Afterward, satisfied with my small nocturnal adventure, I stood at the tide line and looked around. The stars and the quiet enveloped me, and drew me into the crystalline clear night, into the cosmos above me. My eyes moved from the faint stars to the blackness of the night as the carpet of stars continued to break itself open and light up.
* * * * *
My mother loved the stars, too, rising alone at terrible hours during meteor showers to watch them flash across the silent, desert sky.
* * * * *
Stars, everywhere in this inky blackness. Some brighter ones here, some barely visible ones across the horizon, there. If I hold my breath and become animal-still, they show themselves more, like shy jewels; becoming more visible as I seek them out. I see how they outline the night sky, and the horizon, too. I can trace where the sky ends and sea begins, by the absence of stars. To the left and right of me, the now darkened cliffs of Espiritu Santo are the same—revealed only by the black velvet vacuum of no stars. Watching the cliffs this way, I make out their shape by where the stars stop. How wonderful!
Smiling at this secret discovery, I glance down to where my feet touch the surf’s edge. And what is this? Something shining. And sparkling now, with the touch of each wave. I look away and then back. No, it’s still there. The glow runs all along the wave line. As each wave touches the shore, a chain reaction of light sparks along the surf line of the beach, all the way to the bay. I look the other way, and see the same glow running up the beach to the cliffs.
Suddenly I’m watching the miracle of bioluminescence, of small ocean organisms responding to the turbulence of waves. This recognition prompts me to look out to sea, to the edge of the horizon where stars begin, over the ocean. There are stars in the sky, and now I see a different kind of stars here, in the water’s lacey edge. Everywhere I look, radiant stars appear. Beauty overwhelms me, bringing tears to my eyes as I watch. My mother’s death four months ago lead to this trip, lead me to come here to wash myself clean of this grief, to baptize myself over and over again in the salty ocean of tears and stars; to mourn a mother I didn’t really know but missed, knowing her love of nature, of stars.
No longer resisting the pain of this complicated loss, the cloud of my grief relaxes and opens. Soon the presence of the goddess Shakti’s energy invites me to join her and I do, seeming to fall outward, riding the energy arising from somewhere deep in my belly and now filling the warm, soft night. The primordial Shakti feminine energy of the cosmos becomes the unimpeded Being that She is—the night sky, the ocean, me standing quietly on the beach within the cliff walls. The presence of my mother somehow joins me under the shining stars, and I feel her there with me. Shakti holds it all, listening inward and looking outward through my eyes, seeing all that I see.
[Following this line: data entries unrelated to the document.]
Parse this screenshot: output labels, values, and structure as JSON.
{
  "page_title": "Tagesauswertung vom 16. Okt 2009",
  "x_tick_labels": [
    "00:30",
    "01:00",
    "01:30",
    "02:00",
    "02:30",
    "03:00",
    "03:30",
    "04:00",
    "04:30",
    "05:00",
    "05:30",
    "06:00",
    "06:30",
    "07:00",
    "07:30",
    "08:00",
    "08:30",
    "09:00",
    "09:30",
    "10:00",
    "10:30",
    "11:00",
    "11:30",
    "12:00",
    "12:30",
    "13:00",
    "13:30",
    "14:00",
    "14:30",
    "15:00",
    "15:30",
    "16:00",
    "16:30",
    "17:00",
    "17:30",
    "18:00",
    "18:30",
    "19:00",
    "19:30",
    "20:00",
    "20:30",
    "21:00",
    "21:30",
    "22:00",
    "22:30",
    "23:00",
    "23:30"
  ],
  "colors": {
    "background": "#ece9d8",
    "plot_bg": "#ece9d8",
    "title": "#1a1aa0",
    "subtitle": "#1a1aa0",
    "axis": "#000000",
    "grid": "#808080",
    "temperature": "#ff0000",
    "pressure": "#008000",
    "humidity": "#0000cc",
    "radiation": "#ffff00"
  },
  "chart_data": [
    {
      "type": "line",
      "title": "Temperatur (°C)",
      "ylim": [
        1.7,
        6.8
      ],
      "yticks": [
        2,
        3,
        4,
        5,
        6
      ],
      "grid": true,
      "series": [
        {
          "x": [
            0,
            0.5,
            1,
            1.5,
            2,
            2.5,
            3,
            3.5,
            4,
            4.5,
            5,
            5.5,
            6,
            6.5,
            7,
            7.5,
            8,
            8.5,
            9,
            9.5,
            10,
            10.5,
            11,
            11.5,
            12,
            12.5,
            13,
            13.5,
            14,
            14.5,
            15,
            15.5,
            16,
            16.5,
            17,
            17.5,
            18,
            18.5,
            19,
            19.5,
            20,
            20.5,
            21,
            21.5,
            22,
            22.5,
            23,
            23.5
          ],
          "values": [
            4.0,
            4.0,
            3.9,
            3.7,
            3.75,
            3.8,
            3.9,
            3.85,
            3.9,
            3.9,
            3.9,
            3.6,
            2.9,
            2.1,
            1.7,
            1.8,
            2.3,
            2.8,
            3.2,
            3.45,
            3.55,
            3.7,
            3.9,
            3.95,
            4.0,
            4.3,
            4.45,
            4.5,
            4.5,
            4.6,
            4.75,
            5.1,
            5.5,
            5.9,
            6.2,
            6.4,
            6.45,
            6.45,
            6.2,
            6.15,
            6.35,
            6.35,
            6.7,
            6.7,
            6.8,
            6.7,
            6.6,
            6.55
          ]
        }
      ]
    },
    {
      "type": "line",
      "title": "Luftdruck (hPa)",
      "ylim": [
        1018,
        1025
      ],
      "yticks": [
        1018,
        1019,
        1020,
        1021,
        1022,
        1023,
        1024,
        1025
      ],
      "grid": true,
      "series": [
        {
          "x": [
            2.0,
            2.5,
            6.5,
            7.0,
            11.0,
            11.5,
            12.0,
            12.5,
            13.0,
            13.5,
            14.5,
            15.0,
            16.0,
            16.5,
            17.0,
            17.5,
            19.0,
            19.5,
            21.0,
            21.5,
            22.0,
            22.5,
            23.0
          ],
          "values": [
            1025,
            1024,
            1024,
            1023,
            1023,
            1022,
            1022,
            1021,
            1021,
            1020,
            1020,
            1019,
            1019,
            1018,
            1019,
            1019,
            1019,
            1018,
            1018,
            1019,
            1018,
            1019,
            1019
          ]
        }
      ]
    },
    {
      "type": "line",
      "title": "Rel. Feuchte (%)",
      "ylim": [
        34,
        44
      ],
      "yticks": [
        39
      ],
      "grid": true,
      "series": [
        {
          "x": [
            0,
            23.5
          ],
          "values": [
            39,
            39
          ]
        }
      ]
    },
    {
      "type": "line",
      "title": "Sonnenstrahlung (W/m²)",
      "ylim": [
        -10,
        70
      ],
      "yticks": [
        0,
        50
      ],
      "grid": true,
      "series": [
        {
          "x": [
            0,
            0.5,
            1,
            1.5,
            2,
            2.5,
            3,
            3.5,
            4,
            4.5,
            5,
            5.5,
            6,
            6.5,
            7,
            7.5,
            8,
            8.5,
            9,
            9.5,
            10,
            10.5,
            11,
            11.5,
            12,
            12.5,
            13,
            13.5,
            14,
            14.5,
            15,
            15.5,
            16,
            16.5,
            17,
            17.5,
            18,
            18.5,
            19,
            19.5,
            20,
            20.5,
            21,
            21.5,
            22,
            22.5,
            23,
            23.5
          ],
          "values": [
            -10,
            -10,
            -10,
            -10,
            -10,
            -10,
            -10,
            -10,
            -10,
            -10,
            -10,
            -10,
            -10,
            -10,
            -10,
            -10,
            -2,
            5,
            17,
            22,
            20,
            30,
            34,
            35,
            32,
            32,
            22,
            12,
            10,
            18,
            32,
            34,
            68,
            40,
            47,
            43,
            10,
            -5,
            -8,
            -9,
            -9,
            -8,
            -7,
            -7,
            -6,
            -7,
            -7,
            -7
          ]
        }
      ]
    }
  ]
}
I breathe in the moist night air, my toes tunneled under cool, wet sand and rest in the fullness of the luminous night. I am That which is also me, and is my mother, too. And all of the women here too, sleeping softly on the beach. We are the shapes of the feminine force of creation.
Moments pass. I exhale, a bit lighter now, and retrace my steps to my tent. I look back from there, but the glowing surf line has vanished from view. I tell the sea lights good night, breath in the stars, and just to be sure, check the high tide line by my fellow camper’s safety line of rocks. The glow of the night’s adventure fills me as I crawl back into my sleeping bag. In a short time, I fall back to sleep.
The goddess Shakti closes her eyes with me, around me, around the island of Espiritu Santo and further on. The Holy Spirit holds us all, as the universe of miracles disappears into the edge of dawn.